• Ibrutinib is effective in patients with early stage CLL but the results do not justify to change the current standard of ȁ8;watch & waitȁ9;

  • Ibrutinib is associated with relevant cardiovascular toxicity

Observation is the current standard of care for patients with early stage asymptomatic chronic lymphocytic leukemia (CLL), as chemotherapy-based interventions have failed to prolong survival. We hypothesized that early intervention with ibrutinib would be well tolerated and lead to superior disease control in a subgroup of early stage patients with CLL. The phase 3, double-blind, placebo-controlled CLL12 trial randomly assigned asymptomatic, treatment-naïve Binet stage A CLL patients at increased risk of progression in a 1:1 ratio to receive ibrutinib (N=182) or placebo (N=181) at a dose of 420 mg daily.
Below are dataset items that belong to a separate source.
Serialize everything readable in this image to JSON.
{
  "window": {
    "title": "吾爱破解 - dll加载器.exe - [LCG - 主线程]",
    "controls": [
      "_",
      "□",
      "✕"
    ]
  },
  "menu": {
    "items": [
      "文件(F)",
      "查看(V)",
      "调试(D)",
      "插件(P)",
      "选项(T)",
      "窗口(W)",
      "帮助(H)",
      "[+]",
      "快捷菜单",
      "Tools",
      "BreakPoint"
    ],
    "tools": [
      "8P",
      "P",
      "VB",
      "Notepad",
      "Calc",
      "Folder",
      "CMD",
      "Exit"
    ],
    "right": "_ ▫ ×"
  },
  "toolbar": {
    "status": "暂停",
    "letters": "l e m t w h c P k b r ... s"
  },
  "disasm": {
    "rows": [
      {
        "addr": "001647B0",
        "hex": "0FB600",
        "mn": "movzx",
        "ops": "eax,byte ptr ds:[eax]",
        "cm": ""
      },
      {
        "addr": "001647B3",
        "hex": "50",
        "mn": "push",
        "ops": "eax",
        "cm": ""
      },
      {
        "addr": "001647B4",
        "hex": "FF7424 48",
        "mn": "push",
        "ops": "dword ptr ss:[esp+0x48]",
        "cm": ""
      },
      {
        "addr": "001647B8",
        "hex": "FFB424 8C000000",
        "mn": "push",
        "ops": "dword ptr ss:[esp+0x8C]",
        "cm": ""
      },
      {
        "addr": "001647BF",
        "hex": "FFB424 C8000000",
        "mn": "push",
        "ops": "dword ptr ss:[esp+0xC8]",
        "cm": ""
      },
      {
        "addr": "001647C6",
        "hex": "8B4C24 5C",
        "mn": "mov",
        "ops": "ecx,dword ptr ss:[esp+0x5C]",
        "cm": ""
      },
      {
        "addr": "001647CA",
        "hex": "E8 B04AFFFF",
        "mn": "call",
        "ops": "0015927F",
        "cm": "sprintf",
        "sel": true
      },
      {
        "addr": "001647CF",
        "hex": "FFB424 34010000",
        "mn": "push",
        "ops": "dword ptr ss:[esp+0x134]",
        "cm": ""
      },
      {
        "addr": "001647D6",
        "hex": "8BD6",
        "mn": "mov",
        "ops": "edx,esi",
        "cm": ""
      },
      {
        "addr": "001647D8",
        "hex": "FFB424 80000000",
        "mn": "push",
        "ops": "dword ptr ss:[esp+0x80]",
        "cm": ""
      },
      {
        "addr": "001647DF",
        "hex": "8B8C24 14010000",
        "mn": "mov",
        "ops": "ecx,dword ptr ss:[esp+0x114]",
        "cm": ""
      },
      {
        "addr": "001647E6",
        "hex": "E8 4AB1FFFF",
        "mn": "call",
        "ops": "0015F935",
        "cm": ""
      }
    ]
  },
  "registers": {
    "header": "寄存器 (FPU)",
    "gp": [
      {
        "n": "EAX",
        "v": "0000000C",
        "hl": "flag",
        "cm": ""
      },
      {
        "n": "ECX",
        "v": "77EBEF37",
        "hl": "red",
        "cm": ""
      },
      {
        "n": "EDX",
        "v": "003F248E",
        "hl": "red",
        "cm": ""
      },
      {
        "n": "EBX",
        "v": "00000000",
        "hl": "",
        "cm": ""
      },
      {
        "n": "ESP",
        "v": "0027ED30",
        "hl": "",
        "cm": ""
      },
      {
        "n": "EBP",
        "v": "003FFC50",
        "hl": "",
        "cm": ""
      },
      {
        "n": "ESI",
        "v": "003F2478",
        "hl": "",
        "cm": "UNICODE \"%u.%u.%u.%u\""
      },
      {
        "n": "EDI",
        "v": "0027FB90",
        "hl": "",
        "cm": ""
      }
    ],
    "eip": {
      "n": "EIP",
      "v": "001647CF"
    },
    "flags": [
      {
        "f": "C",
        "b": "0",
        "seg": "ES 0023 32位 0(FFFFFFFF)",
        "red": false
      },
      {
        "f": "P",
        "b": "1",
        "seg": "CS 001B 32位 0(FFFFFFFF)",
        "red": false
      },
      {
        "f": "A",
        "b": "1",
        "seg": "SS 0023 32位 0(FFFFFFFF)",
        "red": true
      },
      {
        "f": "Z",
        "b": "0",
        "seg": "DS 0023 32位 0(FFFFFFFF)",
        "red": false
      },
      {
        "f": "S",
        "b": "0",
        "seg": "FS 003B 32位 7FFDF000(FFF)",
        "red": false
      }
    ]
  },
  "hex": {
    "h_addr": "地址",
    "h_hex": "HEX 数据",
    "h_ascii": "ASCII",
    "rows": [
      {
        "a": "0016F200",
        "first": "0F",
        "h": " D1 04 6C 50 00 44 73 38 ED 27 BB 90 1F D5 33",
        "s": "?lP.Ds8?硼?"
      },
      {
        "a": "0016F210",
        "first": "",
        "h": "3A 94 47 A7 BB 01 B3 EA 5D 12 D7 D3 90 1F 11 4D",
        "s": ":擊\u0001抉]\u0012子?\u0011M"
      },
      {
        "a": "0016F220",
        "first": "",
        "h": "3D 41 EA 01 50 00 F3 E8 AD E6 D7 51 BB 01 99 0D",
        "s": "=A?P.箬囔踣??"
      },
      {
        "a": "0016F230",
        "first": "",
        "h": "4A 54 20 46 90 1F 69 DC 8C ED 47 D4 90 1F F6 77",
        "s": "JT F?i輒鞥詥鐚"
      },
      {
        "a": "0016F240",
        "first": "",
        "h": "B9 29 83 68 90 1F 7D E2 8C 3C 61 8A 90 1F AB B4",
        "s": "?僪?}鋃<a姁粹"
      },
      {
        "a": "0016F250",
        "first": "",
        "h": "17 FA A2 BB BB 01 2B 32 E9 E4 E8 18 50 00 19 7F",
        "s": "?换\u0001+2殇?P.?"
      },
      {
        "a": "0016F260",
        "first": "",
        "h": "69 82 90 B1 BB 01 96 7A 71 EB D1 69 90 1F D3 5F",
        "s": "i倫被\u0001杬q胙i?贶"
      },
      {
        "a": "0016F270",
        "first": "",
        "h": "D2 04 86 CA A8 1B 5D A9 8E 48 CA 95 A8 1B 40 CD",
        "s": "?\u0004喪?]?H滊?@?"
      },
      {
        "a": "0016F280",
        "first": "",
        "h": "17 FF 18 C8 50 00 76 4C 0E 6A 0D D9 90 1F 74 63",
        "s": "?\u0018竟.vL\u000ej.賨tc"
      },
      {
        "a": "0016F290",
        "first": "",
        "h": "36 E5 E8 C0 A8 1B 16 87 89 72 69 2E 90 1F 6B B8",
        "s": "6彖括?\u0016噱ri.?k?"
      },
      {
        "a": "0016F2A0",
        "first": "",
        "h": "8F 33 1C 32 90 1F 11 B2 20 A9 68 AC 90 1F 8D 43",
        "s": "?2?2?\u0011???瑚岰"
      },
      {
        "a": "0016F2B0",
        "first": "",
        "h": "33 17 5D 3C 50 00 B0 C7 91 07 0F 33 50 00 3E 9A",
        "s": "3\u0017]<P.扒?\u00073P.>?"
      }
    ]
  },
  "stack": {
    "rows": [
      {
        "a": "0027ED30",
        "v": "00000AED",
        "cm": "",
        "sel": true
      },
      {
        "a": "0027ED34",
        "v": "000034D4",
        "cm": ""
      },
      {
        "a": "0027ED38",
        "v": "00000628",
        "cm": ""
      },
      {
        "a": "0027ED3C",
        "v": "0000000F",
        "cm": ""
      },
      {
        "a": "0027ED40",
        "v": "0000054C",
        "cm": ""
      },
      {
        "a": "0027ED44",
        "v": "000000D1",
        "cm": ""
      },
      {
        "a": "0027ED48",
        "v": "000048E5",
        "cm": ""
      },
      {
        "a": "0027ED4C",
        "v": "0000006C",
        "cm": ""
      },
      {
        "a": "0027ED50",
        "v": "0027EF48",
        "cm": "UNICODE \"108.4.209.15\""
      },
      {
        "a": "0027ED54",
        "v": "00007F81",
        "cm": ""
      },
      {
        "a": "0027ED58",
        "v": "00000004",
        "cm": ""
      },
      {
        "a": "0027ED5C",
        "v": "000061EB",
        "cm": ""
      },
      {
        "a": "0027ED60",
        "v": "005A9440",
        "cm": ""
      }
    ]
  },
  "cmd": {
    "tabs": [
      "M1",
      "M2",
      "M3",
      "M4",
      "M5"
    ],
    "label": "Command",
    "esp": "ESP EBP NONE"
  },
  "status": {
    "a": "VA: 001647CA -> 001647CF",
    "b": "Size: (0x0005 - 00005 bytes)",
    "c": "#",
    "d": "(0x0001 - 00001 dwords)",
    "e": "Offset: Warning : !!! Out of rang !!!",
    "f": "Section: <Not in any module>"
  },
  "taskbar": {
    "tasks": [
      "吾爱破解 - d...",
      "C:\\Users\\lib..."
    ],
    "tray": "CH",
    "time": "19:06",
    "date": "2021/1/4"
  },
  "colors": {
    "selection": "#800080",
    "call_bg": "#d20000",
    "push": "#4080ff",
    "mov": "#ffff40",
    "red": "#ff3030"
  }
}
At a median follow up of 31 months the study met its primary endpoint by significantly improving event-free survival in the ibrutinib group (median, not reached vs. 47.8 months; hazard ratio=0.25; 95% confidence interval=0.14-0.43, P<0.0001). Compared to placebo, ibrutinib did not increase overall toxicity, yielding similar incidence and severity of adverse events. The most common serious adverse events were atrial fibrillation, pneumonia and rash in the ibrutinib group, and basal cell carcinoma, pneumonia and myocardial infarction in the placebo group. Ibrutinib-associated risk for bleeding (33.5%) was decreased by prohibiting use of oral anticoagulants through an amendment of the study protocol and by avoiding CYP3A4 drug-drug interactions. Taken together, ibrutinib confirms efficacy in CLL patients at early stage with increased risk of progression. However, the results do not justify to change the current standard of 'watch and wait'. The trial is registered at clinicaltrials.gov as NCT02863718.